2. Glimcher’s father was a noted doctor and scientist, but early on she didn’t know that she would follow the same path. Perhaps the signs were there. Glimcher recalls eagerly dissecting a frog she found on a summer vacation when she was 5 or 6 years old — to the horror of her sisters. She loves her time in the lab and has, over the years, uncovered new details about how the immune system works. Glimcher says she has always been willing to delve into challenging and interesting subjects, even those she knew little about.
“I don’t think I was smarter than anybody else, but I did take risks. I didn’t just want to be a good scientist; I wanted to make, if I could, really important contributions to science. The only way you can do that is if you’re willing to take huge risks.”
3. Cancer is too often a fatal disease, but Glimcher believes that through research and experimentation, it can instead become a chronic condition whose symptoms can be treated over time. She compares it to HIV. The spread of that virus was once a deadly epidemic, but now, with the right drugs, patients with HIV can live full lives.
“I think the answer to cancer is going to be the same, although it’s a much bigger problem because every cancer is different and has a unique genetic fingerprint, and there are many different kinds of cancer, and there are many ways in which it can mutate. So we’re going to need to attack it not only with drugs that target the tumor directly, but also by targeting the immune system. We’ve got to figure out what the right combination of those drugs is.”
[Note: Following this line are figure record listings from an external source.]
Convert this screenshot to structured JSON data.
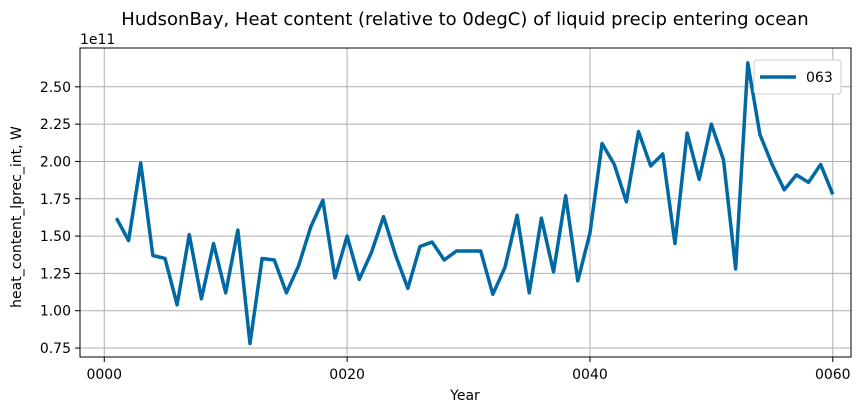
{
  "chart_data": {
    "type": "line",
    "title": "HudsonBay, Heat content (relative to 0degC) of liquid precip entering ocean",
    "xlabel": "Year",
    "ylabel": "heat_content_lprec_int, W",
    "y_offset_label": "1e11",
    "xlim": [
      -2,
      61.5
    ],
    "ylim": [
      0.69,
      2.76
    ],
    "x_ticks": [
      0,
      20,
      40,
      60
    ],
    "x_tick_labels": [
      "0000",
      "0020",
      "0040",
      "0060"
    ],
    "y_ticks": [
      0.75,
      1.0,
      1.25,
      1.5,
      1.75,
      2.0,
      2.25,
      2.5
    ],
    "y_tick_labels": [
      "0.75",
      "1.00",
      "1.25",
      "1.50",
      "1.75",
      "2.00",
      "2.25",
      "2.50"
    ],
    "grid": true,
    "legend_position": "top-right",
    "colors": {
      "series": "#0069a3",
      "grid": "#b0b0b0"
    },
    "series": [
      {
        "name": "063",
        "x": [
          1,
          2,
          3,
          4,
          5,
          6,
          7,
          8,
          9,
          10,
          11,
          12,
          13,
          14,
          15,
          16,
          17,
          18,
          19,
          20,
          21,
          22,
          23,
          24,
          25,
          26,
          27,
          28,
          29,
          30,
          31,
          32,
          33,
          34,
          35,
          36,
          37,
          38,
          39,
          40,
          41,
          42,
          43,
          44,
          45,
          46,
          47,
          48,
          49,
          50,
          51,
          52,
          53,
          54,
          55,
          56,
          57,
          58,
          59,
          60
        ],
        "values": [
          1.62,
          1.47,
          1.99,
          1.37,
          1.35,
          1.04,
          1.51,
          1.08,
          1.45,
          1.12,
          1.54,
          0.78,
          1.35,
          1.34,
          1.12,
          1.3,
          1.56,
          1.74,
          1.22,
          1.5,
          1.21,
          1.39,
          1.63,
          1.37,
          1.15,
          1.43,
          1.46,
          1.34,
          1.4,
          1.4,
          1.4,
          1.11,
          1.29,
          1.64,
          1.12,
          1.62,
          1.26,
          1.77,
          1.2,
          1.52,
          2.12,
          1.98,
          1.73,
          2.2,
          1.97,
          2.05,
          1.45,
          2.19,
          1.88,
          2.25,
          2.01,
          1.28,
          2.66,
          2.18,
          1.98,
          1.81,
          1.91,
          1.86,
          1.98,
          1.78
        ]
      }
    ]
  }
}
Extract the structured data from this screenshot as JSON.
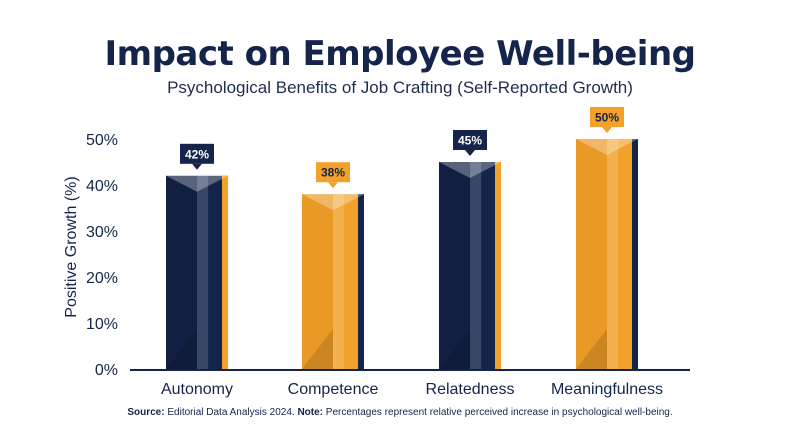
{
  "title": "Impact on Employee Well-being",
  "subtitle": "Psychological Benefits of Job Crafting (Self-Reported Growth)",
  "footnote": {
    "source_label": "Source:",
    "source_text": "Editorial Data Analysis 2024.",
    "note_label": "Note:",
    "note_text": "Percentages represent relative perceived increase in psychological well-being."
  },
  "colors": {
    "navy": "#14244a",
    "orange": "#f2a12b",
    "text": "#14244a"
  },
  "chart_data": {
    "type": "bar",
    "categories": [
      "Autonomy",
      "Competence",
      "Relatedness",
      "Meaningfulness"
    ],
    "values": [
      42,
      38,
      45,
      50
    ],
    "data_labels": [
      "42%",
      "38%",
      "45%",
      "50%"
    ],
    "bar_colors": [
      "navy",
      "orange",
      "navy",
      "orange"
    ],
    "ylabel": "Positive Growth (%)",
    "xlabel": "",
    "ylim": [
      0,
      50
    ],
    "yticks": [
      0,
      10,
      20,
      30,
      40,
      50
    ],
    "ytick_labels": [
      "0%",
      "10%",
      "20%",
      "30%",
      "40%",
      "50%"
    ],
    "grid": false,
    "legend": "none"
  }
}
4. Glimcher joined Dana-Farber just before the 2016 presidential election. Many in left-leaning Massachusetts were shocked by Donald Trump’s victory. At Dana-Farber, patients, employees, and medical students protested when the hospital planned a February fund-raiser at the new president’s swanky Florida club, Mar-a-Lago (Trump has pushed policies many health care providers oppose, including his promise to repeal the Affordable Care Act.) Despite the backlash, Glimcher, whose past political donations went to Hillary Clinton and other Democrats, did not cancel the event.
“I spent a lot of time talking with individuals who were distressed and upset, and I could understand that, and it was a difficult time. We were in a very difficult position. Nonprofits do not make political statements. We felt ultimately that canceling an event two weeks before it was supposed to take place was a political statement in and of itself. And we are nonpartisan, nonpolitical.”
5. One of Glimcher’s first jobs was at the National Institutes of Health, and she now spends a lot of time advocating for NIH funding. Dana-Farber and many other Boston research centers rely heavily on the agency to fund early-stage studies. (Dana-Farber alone received more than $128 million from NIH last year.)President Trump has proposed slashing NIH funding by almost 20 percent. Glimcher calls that a potential “tsunami.” Research, she says, is the only way to find treatments for terrible diseases and, ultimately, to control health care costs.
“There’s going to be diseases that, if we can’t figure out how to treat them or prevent them, are going to take down our health care system. There’s only one way out for [Alzheimer’s] and for diseases like cancer, stroke, diabetes. We’ve got to figure out how to prevent it, or treat it, or at least to delay its onset. The only way to control our health care costs is through discovery.”